Our first emblems of belonging are often T-ball t-shirts that hang like
nightgowns on miniature ballplayers. Later in life our companies, customers
and vendors will try to “T-brand” us with perverse offers of free underwear
from strangers. (And we worry about candy?)

Many of my t-shirts are remembrances of museum visits in exotic locations
– Amsterdam, London, Cleveland. These proofs-of-culture are proudly worn
to display my tractability as a husband, evidence that when vacations are
planned, nobody consults me. Still they differentiate me in farmer groups
from those who wear mostly what arrives free in the mail.

In fact, my rule for “Great Art” has become: If it doesn’t look good on the
paunch of an unshaven middle-aged farmer, it isn’t Great Art.  I have t-shirt
versions of Monet’s “Water Lilies”, Van Gogh’s “Wheatfield”, and Miss
Piggy as Mona Lisa.

Recently the Hanes Company, in an unexpected fit of customer empathy
announced that it would no longer attach scratchy tags to the back of the
collar of their t-shirts. It amazed me that several decades of t-shirts had to be
manufactured before someone in the company actually wore one for a day.
At any rate, this development has altered my marriage.

Jan once – no, make that has repeatedly – pointed out that our marriage
vows contained no reference to tediously picking out the stitching on t-shirt
tags.

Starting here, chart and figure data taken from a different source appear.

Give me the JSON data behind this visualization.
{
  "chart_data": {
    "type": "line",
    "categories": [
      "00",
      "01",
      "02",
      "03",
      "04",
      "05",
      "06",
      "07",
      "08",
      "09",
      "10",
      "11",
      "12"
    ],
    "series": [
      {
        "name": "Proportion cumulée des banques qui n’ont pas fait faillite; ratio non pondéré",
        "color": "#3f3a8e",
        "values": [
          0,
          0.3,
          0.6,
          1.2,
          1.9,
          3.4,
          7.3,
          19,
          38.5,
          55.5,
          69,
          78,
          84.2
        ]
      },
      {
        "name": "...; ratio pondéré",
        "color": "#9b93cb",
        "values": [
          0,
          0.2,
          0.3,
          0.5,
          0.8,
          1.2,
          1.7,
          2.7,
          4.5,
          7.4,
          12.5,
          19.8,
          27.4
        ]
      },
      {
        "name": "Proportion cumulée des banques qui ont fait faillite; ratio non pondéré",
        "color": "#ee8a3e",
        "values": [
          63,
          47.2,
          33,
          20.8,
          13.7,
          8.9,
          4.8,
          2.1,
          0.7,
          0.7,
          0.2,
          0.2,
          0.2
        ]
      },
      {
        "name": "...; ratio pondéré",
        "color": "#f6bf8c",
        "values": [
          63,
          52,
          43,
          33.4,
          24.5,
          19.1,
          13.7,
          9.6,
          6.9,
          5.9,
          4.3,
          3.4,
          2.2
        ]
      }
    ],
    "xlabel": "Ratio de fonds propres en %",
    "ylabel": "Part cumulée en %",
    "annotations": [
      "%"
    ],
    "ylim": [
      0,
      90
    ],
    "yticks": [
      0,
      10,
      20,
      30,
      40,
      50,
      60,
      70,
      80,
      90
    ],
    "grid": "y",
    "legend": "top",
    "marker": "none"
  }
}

I countered with the salient argument: “Awww, jeeez!”  Having
suffered without silence for most of my adolescent years from scratchy-tag
syndrome (yes, we’re talking the heartbreak of STS) the prospect of relief
without the gash that removal with tin snips produces was a key factor in my
decision to wed. If only I had waited 32 years.

Recently I have become fascinated with the problem of t-shirt aging. Where
do the little holes come from? And why do they seem to invite fingers to be
stuck through them, sometimes while in the choir loft. While it can make
amusing horseplay for tenors and other children, these small holes seem to
appear at random and frequently after I have used an air hose to blow the
crud and corrosion off a tractor battery. I sense a pattern here…

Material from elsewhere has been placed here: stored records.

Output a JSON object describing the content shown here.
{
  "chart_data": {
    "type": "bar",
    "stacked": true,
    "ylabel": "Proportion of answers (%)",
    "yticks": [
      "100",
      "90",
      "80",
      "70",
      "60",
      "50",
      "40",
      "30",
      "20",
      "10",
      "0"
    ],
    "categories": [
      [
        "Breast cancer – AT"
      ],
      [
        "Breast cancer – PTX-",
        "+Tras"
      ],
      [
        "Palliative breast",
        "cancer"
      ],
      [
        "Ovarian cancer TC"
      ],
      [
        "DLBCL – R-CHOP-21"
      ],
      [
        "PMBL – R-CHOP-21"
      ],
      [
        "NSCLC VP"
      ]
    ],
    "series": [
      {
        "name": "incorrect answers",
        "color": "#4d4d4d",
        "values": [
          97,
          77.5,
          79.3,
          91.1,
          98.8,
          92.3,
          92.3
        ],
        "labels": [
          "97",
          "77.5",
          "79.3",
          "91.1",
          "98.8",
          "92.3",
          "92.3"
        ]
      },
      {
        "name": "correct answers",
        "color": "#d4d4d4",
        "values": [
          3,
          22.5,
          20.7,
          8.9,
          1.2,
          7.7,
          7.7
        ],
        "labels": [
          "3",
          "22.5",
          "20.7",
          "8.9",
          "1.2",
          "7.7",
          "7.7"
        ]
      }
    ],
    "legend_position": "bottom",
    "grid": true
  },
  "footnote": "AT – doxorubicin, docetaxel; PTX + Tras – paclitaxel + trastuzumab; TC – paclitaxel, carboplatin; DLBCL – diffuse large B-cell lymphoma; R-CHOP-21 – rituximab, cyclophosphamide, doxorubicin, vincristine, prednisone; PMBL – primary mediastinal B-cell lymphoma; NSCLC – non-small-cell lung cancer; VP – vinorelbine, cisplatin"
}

T-shirts also shrink disproportionately. Mine seem intent on strangling my
armpits while the neck sags to catch chaff and dust from above. Still, their
remarkable tensile strength comes in handy when shirt buttons fail and
unrestrained abdomens threaten to escape to freedom.

T-shirts are marvelous in their versatility. Caught without a handkerchief
during allergy season? That’s what shirttails are for. In fact, as a high school
basketball apprentice whose nose ran when his feet did (and yes, they both
smell – har, har!), I discovered that blowing your nose on your T-shirttails
not only was handy, it kept defenders from hand-checking or pushing off.

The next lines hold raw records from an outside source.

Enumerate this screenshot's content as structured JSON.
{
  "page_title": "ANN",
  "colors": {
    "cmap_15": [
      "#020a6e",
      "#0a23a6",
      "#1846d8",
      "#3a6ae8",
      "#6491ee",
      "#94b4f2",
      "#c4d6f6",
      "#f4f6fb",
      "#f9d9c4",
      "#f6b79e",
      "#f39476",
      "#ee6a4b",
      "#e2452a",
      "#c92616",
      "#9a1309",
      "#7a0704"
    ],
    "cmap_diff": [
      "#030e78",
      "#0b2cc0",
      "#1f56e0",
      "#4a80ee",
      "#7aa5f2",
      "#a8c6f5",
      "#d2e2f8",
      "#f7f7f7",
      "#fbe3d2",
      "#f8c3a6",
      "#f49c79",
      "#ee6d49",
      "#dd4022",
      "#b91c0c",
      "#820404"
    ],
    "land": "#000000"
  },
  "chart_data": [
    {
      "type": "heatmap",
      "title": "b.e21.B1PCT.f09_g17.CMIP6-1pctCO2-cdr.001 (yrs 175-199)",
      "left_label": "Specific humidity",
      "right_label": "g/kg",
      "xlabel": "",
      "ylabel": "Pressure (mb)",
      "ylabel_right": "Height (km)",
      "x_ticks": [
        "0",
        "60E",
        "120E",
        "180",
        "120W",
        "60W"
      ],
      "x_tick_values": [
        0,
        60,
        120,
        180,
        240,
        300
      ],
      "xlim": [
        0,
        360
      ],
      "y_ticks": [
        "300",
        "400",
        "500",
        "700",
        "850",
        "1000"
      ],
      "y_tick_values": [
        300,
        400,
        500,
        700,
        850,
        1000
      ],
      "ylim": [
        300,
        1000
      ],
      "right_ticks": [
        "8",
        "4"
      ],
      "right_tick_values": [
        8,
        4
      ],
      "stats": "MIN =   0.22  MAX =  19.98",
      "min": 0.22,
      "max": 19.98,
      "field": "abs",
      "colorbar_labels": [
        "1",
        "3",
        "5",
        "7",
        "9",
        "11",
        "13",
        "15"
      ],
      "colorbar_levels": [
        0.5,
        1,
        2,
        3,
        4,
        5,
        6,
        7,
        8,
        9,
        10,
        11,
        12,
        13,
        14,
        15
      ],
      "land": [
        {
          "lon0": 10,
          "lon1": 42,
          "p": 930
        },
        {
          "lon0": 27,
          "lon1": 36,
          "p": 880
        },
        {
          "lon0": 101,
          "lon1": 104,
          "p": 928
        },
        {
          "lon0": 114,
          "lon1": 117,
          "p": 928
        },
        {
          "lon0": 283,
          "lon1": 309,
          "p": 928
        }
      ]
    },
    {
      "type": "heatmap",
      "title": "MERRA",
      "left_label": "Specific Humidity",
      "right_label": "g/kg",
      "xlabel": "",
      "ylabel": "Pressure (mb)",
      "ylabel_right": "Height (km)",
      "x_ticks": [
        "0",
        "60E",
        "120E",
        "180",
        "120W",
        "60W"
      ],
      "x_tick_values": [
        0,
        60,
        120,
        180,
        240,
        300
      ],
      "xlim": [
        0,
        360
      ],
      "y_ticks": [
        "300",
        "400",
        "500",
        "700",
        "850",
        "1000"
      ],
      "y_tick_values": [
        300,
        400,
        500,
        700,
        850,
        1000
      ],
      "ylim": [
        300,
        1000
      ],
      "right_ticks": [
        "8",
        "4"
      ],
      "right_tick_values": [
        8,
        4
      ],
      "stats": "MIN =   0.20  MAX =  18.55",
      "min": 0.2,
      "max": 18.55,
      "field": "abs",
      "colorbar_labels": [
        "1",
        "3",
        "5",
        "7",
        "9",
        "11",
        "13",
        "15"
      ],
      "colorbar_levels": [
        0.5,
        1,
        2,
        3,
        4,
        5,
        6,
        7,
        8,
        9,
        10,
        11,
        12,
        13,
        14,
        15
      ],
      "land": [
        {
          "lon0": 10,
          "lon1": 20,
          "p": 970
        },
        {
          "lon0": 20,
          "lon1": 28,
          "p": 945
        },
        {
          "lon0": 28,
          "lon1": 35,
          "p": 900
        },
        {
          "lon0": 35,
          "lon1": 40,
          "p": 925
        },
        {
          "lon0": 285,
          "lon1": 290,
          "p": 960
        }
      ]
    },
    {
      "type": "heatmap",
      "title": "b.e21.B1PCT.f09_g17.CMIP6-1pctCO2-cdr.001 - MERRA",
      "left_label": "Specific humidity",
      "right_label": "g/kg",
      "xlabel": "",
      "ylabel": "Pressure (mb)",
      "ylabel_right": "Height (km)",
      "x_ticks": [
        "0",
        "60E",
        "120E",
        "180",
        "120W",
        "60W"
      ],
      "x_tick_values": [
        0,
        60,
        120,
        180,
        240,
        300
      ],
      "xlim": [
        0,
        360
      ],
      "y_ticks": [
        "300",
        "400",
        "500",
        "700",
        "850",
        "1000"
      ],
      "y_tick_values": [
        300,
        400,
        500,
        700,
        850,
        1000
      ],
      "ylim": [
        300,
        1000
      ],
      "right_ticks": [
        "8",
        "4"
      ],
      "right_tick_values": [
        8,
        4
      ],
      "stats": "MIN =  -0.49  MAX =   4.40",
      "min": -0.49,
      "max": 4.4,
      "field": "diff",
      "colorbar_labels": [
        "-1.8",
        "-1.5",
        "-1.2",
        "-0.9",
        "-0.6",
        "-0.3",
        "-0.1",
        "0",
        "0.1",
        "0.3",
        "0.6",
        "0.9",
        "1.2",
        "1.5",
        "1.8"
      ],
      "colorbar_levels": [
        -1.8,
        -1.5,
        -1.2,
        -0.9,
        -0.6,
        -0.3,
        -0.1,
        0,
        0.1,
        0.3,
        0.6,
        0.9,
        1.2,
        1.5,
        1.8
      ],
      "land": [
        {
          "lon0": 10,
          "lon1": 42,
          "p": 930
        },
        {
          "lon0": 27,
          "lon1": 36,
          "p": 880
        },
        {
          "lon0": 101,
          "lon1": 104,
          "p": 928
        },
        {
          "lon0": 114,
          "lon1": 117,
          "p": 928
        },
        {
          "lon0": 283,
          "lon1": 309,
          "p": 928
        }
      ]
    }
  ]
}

Few things can comfort like an old t-shirt fresh from the dryer on a cold day.
Moreover, nothing says love like identically folded t-shirts stacked neatly in
a drawer. And of course one mustn’t discount the benefits of wet t-shirts,
such as livening up a lackluster seed corn meeting.

Perhaps Plato put it best: “Underestimating underwear undermines
understanding”. Or was that Bluto?

Did I write this?  I have no idea.  (Oddly, one reason may be its outstanding hilarity, according to real science.)

Depending on whether you enjoy it, consider that I may have.


Anonymous said...

John , for humor I thought you were going too say that if some dairy farmer needed a winter break in Phoenix you will milk his cows for him -regards-kevin (keep up the good work)

Anonymous said...

Funny thing is I DO remember this column. Good thing this stuff is on the internet for ever and ever. You will have something for Jan to read to you in your old senile years. And it will seem new every time.


John Phipps said...


ow - that stung a bit. But as I always say "senility is as senility does".